There are no scientific grounds for allegations of blocking the production of antibodies during rabies vaccination by alcohol. This horror story is distributed exclusively in the countries of the former USSR. Tellingly, the doctors did not hear about such prohibitions outside the former social camp, and there are no any contraindications related to alcohol in the instructions for rabies vaccines.
The roots of this horror story goes back to the last century, when vaccines of the previous generation were used, which were really pricked in the stomach for 30-40 days in a row. Skipping the next injection both at that time and now is fraught with nullifying the effect of vaccination, and drunkenness is one of the common reasons for not visiting a doctor.
Myth number 10
: Rabies is treatable. Americans cured a sick girl according to the Milwauke Protocol after the onset of symptoms of the disease.
This is very controversial. Indeed, such an extremely complex and expensive (about $ 800,000) method of treating rabies at the stage of symptoms exists, but the number of cases of its successful application has been confirmed all over the world. In addition, science still can not explain exactly how they differ from a much larger number of cases when the treatment under this protocol did not produce results. Therefore, one should not hope for the Milwaukee Protocol - the probability of success there fluctuates at the level of 5%. The only officially recognized and effective way to avoid rabies in the event of a risk of infection is still only timely vaccination.
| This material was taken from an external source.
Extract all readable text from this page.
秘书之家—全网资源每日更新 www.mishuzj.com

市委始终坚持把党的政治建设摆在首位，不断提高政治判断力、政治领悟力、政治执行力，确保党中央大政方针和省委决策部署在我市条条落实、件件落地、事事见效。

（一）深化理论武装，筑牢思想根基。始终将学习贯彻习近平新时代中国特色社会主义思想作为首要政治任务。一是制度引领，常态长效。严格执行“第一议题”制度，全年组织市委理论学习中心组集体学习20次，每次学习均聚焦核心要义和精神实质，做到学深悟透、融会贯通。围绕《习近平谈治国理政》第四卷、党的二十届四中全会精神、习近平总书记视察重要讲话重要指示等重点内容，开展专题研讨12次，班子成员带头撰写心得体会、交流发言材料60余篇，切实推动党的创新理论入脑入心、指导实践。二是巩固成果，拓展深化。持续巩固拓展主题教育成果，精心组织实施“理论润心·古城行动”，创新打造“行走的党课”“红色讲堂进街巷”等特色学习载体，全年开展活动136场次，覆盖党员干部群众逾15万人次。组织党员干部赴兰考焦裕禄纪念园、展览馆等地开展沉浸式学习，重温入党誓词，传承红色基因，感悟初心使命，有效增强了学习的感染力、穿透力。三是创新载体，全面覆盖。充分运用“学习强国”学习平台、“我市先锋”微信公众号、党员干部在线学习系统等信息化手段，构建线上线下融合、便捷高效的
In conclusion, I will tell an instructive story. I live in Germany, and in our country, as in many neighboring countries, there is no longer “local” rabies in animals (and, accordingly, cases of human infection) due to the efforts of the government and health organizations. But the “imported” sometimes leaks out. The last case was 8 years ago: a man was admitted to the hospital with complaints of high fever, spasms when swallowing and problems with coordination of movements. In the process of collecting history, he mentioned that 3 months before the onset of the disease he returned from a trip to Africa. He was immediately tested for rabies - and the result was positive. The patient later managed to tell him that he was bitten by a dog during the trip, but he did not attach any importance to this and did not address it anywhere. This man soon died in an isolated ward.And by that time all local epidemiological services up to the Ministry of Health had already stood on their ears - still, the first case of rabies in the country for what the hell knows how many years ... from that ill-fated trip.
Do not neglect the bites of animals, even pets, if they are not vaccinated - especially in countries where rabies is common. Only a doctor can make a competent decision about the need for vaccination in each particular case. By letting it drift, you put your family and your loved ones at risk.